In light of last week's negativity, I'd like nothing better than to report good news on the insider front. After all, we were all moderately encouraged by the willingness of insiders to step up and support some of the beaten-down tech and telco names heading into the year's end. Just as certainly, however, it is disappointing to see the lack of follow-through thus far this year.

Before we get carried away, the situation may not be quite so dire as an aggregate sell/buy ratio might imply. Useful as a benchmark, this old standby has always had limitations. Most importantly in this case, one must remember that while the major indices have slumped, insiders at a surprisingly broad range of stocks (for example, health care, financials and energy) are yet sitting on pretty nice gains from last year. Moreover, where insiders typically buy these Old Economy stocks when they are down (as so many were in 1999 and early last year), we may never see the same level of support from technology insiders.

For one thing, it seems a tad early to declare the likes of Cisco (CSCO:Nasdaq - news - boards), Sun Microsystems (SUNW:Nasdaq - news - boards) (before last Thursday's news) and JDS Uniphase (JDSU:Nasdaq - news - boards) value plays.

Moreover, as a rule, technology executives already hold considerable positions, especially in the form of options. And don't forget, given the complexity of options transactions, most sell/buy ratios only take into account open-market buys and sales. Until a preponderance of their options slip underwater, it may be unreasonable to expect technology insiders to head to open market for shares.

All that being said, a few trends are too troubling to ignore.

As mentioned, I would like to see a bit more follow-through by insiders in the really beaten-up tech names (e.g., the telcos, Internet etc.) It is early yet, but outside of microbiotech, I'm just not seeing it. Even more troubling are the growing legions of insiders who are surfacing, sometimes repeatedly, to offer stock into short-term rallies. This, my friends, spells trouble -- no matter how you slice it.

Consider a few big-name examples:

When shares of IBM (IBM:NYSE - news - boards) jumped some 30% early in the year, four insiders sold a combined 235,638 shares at around $110.

Oracle (ORCL:Nasdaq - news - boards) ramped earlier, moving at one point a full 40% off its Nov. 22 bottom. In January alone, Oracle insiders (excluding Larry Ellison, whose almost unfathomable holdings make him a particularly difficult read ), unloaded nearly 1.4 million shares.

Not to be outdone, after Microsoft jumped a full 50% from its Dec. 20 lows, five insiders (not including Bill Gates; see Ellison above) sold more than 1.7 million shares at prices ranging from $59.51 to $65.58.

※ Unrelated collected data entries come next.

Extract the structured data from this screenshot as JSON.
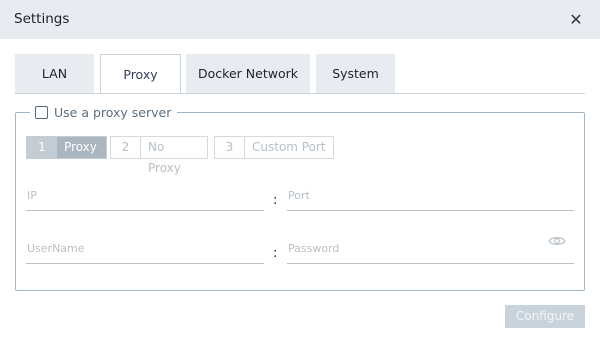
{
  "dialog": {
    "title": "Settings",
    "close_glyph": "✕"
  },
  "tabs": [
    {
      "label": "LAN",
      "active": false
    },
    {
      "label": "Proxy",
      "active": true
    },
    {
      "label": "Docker Network",
      "active": false
    },
    {
      "label": "System",
      "active": false
    }
  ],
  "proxy": {
    "use_proxy_label": "Use a proxy server",
    "use_proxy_checked": false,
    "steps": [
      {
        "number": "1",
        "label": "Proxy",
        "active": true
      },
      {
        "number": "2",
        "label": "No Proxy",
        "active": false
      },
      {
        "number": "3",
        "label": "Custom Port",
        "active": false
      }
    ],
    "ip_placeholder": "IP",
    "port_placeholder": "Port",
    "username_placeholder": "UserName",
    "password_placeholder": "Password",
    "separator": ":"
  },
  "footer": {
    "configure_label": "Configure"
  },
  "icons": {
    "close": "close-icon",
    "eye": "eye-icon"
  }
}
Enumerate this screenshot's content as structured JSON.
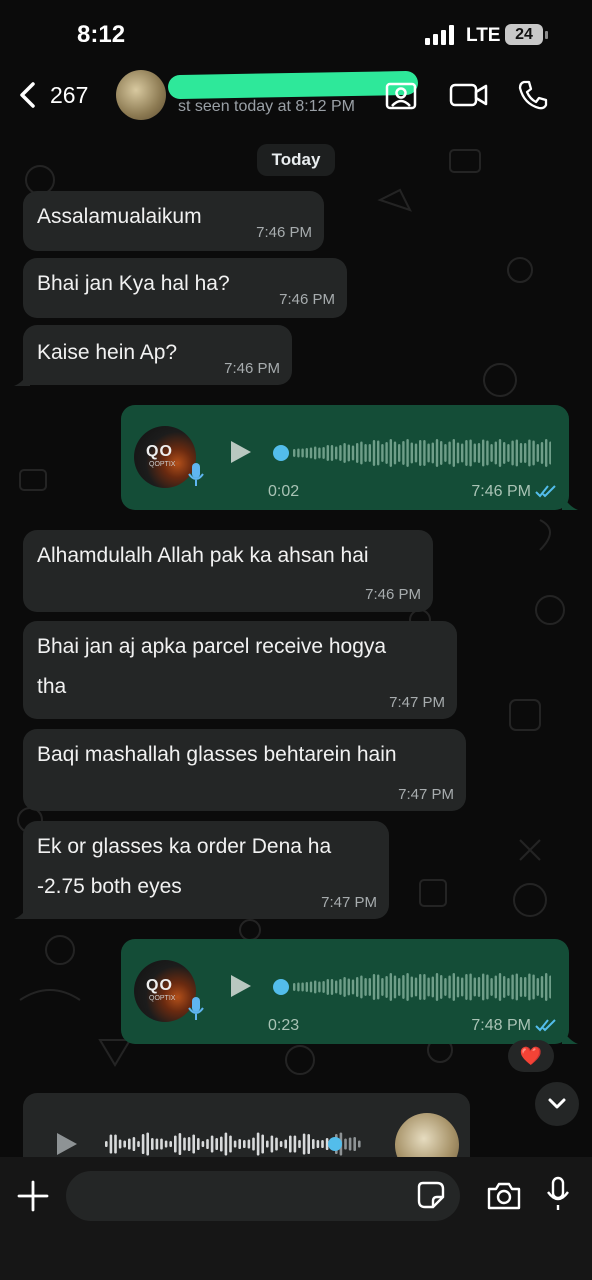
{
  "status_bar": {
    "time": "8:12",
    "network": "LTE",
    "battery": "24"
  },
  "header": {
    "back_count": "267",
    "last_seen": "st seen today at 8:12 PM"
  },
  "day_separator": "Today",
  "messages": [
    {
      "type": "text",
      "direction": "incoming",
      "lines": [
        "Assalamualaikum"
      ],
      "time": "7:46 PM"
    },
    {
      "type": "text",
      "direction": "incoming",
      "lines": [
        "Bhai jan Kya hal ha?"
      ],
      "time": "7:46 PM"
    },
    {
      "type": "text",
      "direction": "incoming",
      "lines": [
        "Kaise hein Ap?"
      ],
      "time": "7:46 PM"
    },
    {
      "type": "voice",
      "direction": "outgoing",
      "duration": "0:02",
      "time": "7:46 PM",
      "avatar_logo": "QO",
      "avatar_sub": "QOPTIX",
      "progress": 0.0
    },
    {
      "type": "text",
      "direction": "incoming",
      "lines": [
        "Alhamdulalh Allah pak ka ahsan hai"
      ],
      "time": "7:46 PM"
    },
    {
      "type": "text",
      "direction": "incoming",
      "lines": [
        "Bhai jan aj apka parcel receive hogya",
        "tha"
      ],
      "time": "7:47 PM"
    },
    {
      "type": "text",
      "direction": "incoming",
      "lines": [
        "Baqi mashallah glasses behtarein hain"
      ],
      "time": "7:47 PM"
    },
    {
      "type": "text",
      "direction": "incoming",
      "lines": [
        "Ek or glasses ka order Dena ha",
        "-2.75 both eyes"
      ],
      "time": "7:47 PM"
    },
    {
      "type": "voice",
      "direction": "outgoing",
      "duration": "0:23",
      "time": "7:48 PM",
      "avatar_logo": "QO",
      "avatar_sub": "QOPTIX",
      "progress": 0.0,
      "reaction": "❤️"
    }
  ],
  "icons": [
    "chevron-left-icon",
    "contact-card-icon",
    "video-call-icon",
    "phone-icon",
    "play-icon",
    "mic-icon",
    "double-check-icon",
    "chevron-down-icon",
    "plus-icon",
    "sticker-icon",
    "camera-icon"
  ],
  "colors": {
    "background": "#0b0b0b",
    "incoming_bubble": "#242626",
    "outgoing_bubble": "#144d37",
    "tick": "#53bdeb",
    "wave_played": "#53bdeb"
  }
}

Does this spell the demise of these beloved bellwethers? I certainly hope not. These are, however, telling examples of what might be shaping to be a troubling trend. There are no crystal balls in this business and nothing is out of the question, but I'd feel better if those in the trenches would stop selling large-cap tech every time these stocks bounce. You've got to admit, the routine profit-taking defense that seemed so compelling when technology was streaking to new highs is wearing a bit thin as the market churns.